W. H. Smith, the most recent casualty of the high-street slowdown
in consumer spending, has launched a multi-million pound TV ad blitz to
sustain itself through the peak Christmas trading period.
The retailer is putting the bulk of its pounds 8.3 million annual spend
behind a series of 15 commercials breaking nationally this week through
Abbott Mead Vickers BBDO.
The initiative comes during a tough period for the company, when sales
growth has plunged to 1 per cent in recent weeks compared with 6 per
cent during the summer.
The advertising is intended to exploit what the company predicts will be
a much more encouraging period, spearheaded by a shift in the stores’

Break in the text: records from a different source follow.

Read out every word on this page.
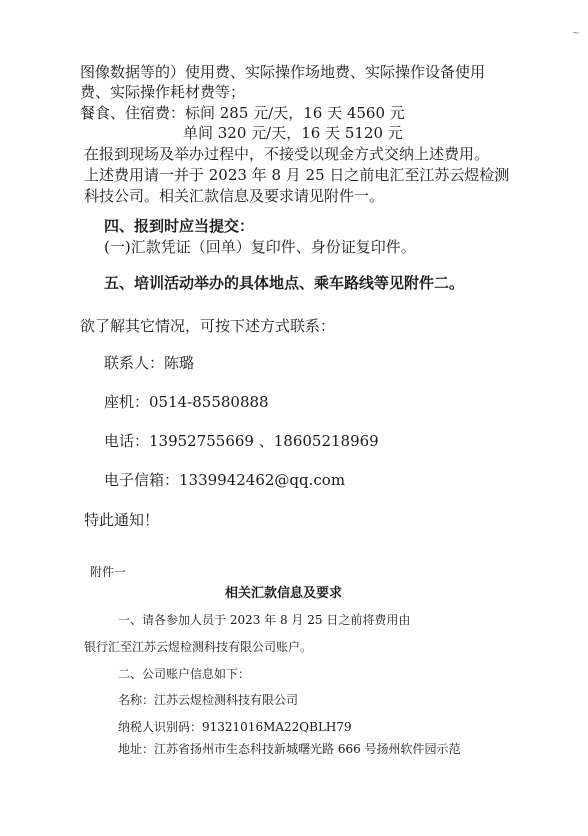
~
图像数据等的）使用费、实际操作场地费、实际操作设备使用
费、实际操作耗材费等；
餐食、住宿费：标间 285 元/天，16 天 4560 元
单间 320 元/天，16 天 5120 元
在报到现场及举办过程中，不接受以现金方式交纳上述费用。
上述费用请一并于 2023 年 8 月 25 日之前电汇至江苏云煜检测
科技公司。相关汇款信息及要求请见附件一。
四、报到时应当提交：
(一)汇款凭证（回单）复印件、身份证复印件。
五、培训活动举办的具体地点、乘车路线等见附件二。
欲了解其它情况，可按下述方式联系：
联系人：陈璐
座机：0514-85580888
电话：13952755669 、18605218969
电子信箱：1339942462@qq.com
特此通知！
附件一
相关汇款信息及要求
一、请各参加人员于 2023 年 8 月 25 日之前将费用由
银行汇至江苏云煜检测科技有限公司账户。
二、公司账户信息如下：
名称：江苏云煜检测科技有限公司
纳税人识别码：91321016MA22QBLH79
地址：江苏省扬州市生态科技新城曙光路 666 号扬州软件园示范
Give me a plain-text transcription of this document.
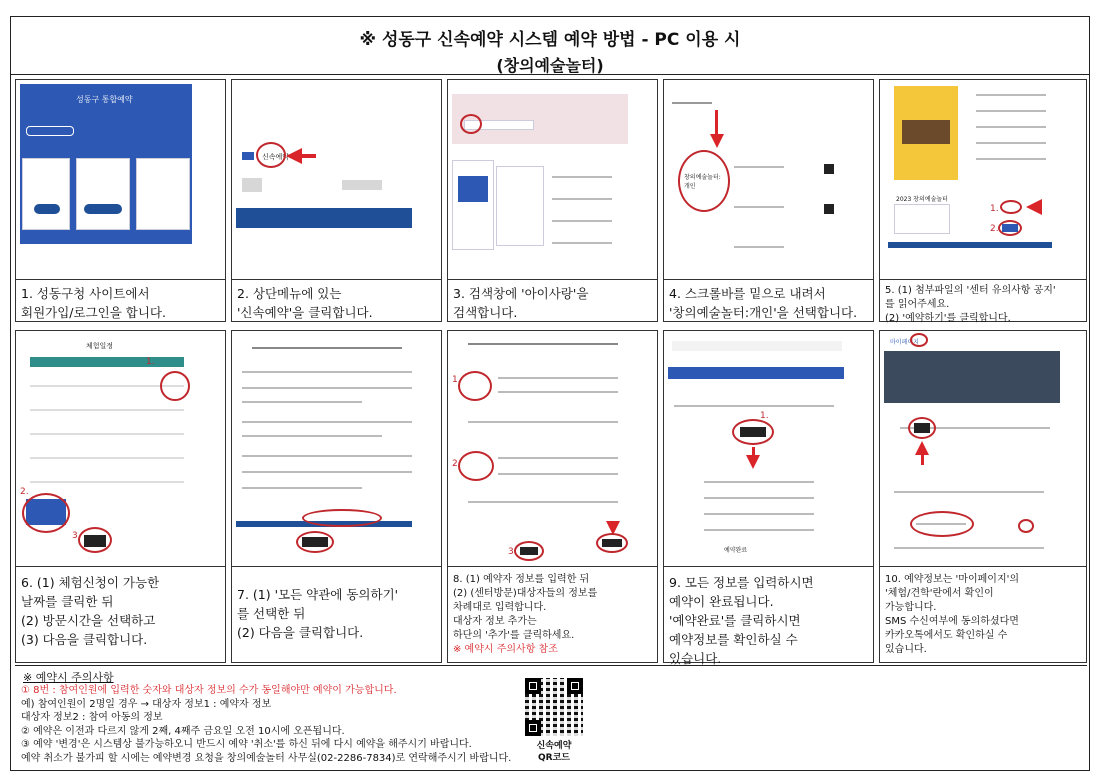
※ 성동구 신속예약 시스템 예약 방법 - PC 이용 시
(창의예술놀터)
성동구 통합예약
1. 성동구청 사이트에서
회원가입/로그인을 합니다.
신속예약
2. 상단메뉴에 있는
'신속예약'을 클릭합니다.
3. 검색창에 '아이사랑'을
검색합니다.
창의예술놀터:개인
4. 스크롤바를 밑으로 내려서
'창의예술놀터:개인'을 선택합니다.
2023 창의예술놀터
1.
2.
5. (1) 첨부파일의 '센터 유의사항 공지'
를 읽어주세요.
(2) '예약하기'를 클릭합니다.
체험일정
1.
2.
3.
6. (1) 체험신청이 가능한
날짜를 클릭한 뒤
(2) 방문시간을 선택하고
(3) 다음을 클릭합니다.
7. (1) '모든 약관에 동의하기'
를 선택한 뒤
(2) 다음을 클릭합니다.
1.
2.
3.
8. (1) 예약자 정보를 입력한 뒤
(2) (센터방문)대상자들의 정보를
차례대로 입력합니다.
대상자 정보 추가는
하단의 '추가'를 클릭하세요.
※ 예약시 주의사항 참조
1.
예약완료
9. 모든 정보를 입력하시면
예약이 완료됩니다.
'예약완료'를 클릭하시면
예약정보를 확인하실 수
있습니다.
마이페이지
10. 예약정보는 '마이페이지'의
'체험/견학'란에서 확인이
가능합니다.
SMS 수신여부에 동의하셨다면
카카오톡에서도 확인하실 수
있습니다.
※ 예약시 주의사항
① 8번 : 참여인원에 입력한 숫자와 대상자 정보의 수가 동일해야만 예약이 가능합니다.
예) 참여인원이 2명일 경우 → 대상자 정보1 : 예약자 정보
대상자 정보2 : 참여 아동의 정보
② 예약은 이전과 다르지 않게 2째, 4째주 금요일 오전 10시에 오픈됩니다.
③ 예약 '변경'은 시스템상 불가능하오니 반드시 예약 '취소'를 하신 뒤에 다시 예약을 해주시기 바랍니다.
예약 취소가 불가피 할 시에는 예약변경 요청을 창의예술놀터 사무실(02-2286-7834)로 연락해주시기 바랍니다.
신속예약
QR코드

stocks to more books and fewer sweets.
The campaign will rely on what Nigel Leahy, the company’s advertising
and promotions manager, called ’a winning combination of humour and
strong product messages’.
He added: ’Christmas is always our biggest advertising period in terms
of numbers of treatments to complement the major trading period of the
year.’
The range of Christmas gifts available at W. H. Smith - from CDs to
videos, CD-Roms and books - feature prominently in the commercials,
which take their cue from National Lampoon-style humour.
The actor, Nicholas Lyndhurst, again recreates every member of the
W.
H. Smith family whose spectacularly disastrous Christmas holiday in the
Swiss Alps leaves them unable to open their presents.
The ads were written by Malcolm Duffy, art directed by Paul Briginshaw
and directed by Sid Roberson through Sid Roberson films.
Media was bought and planned through Motive.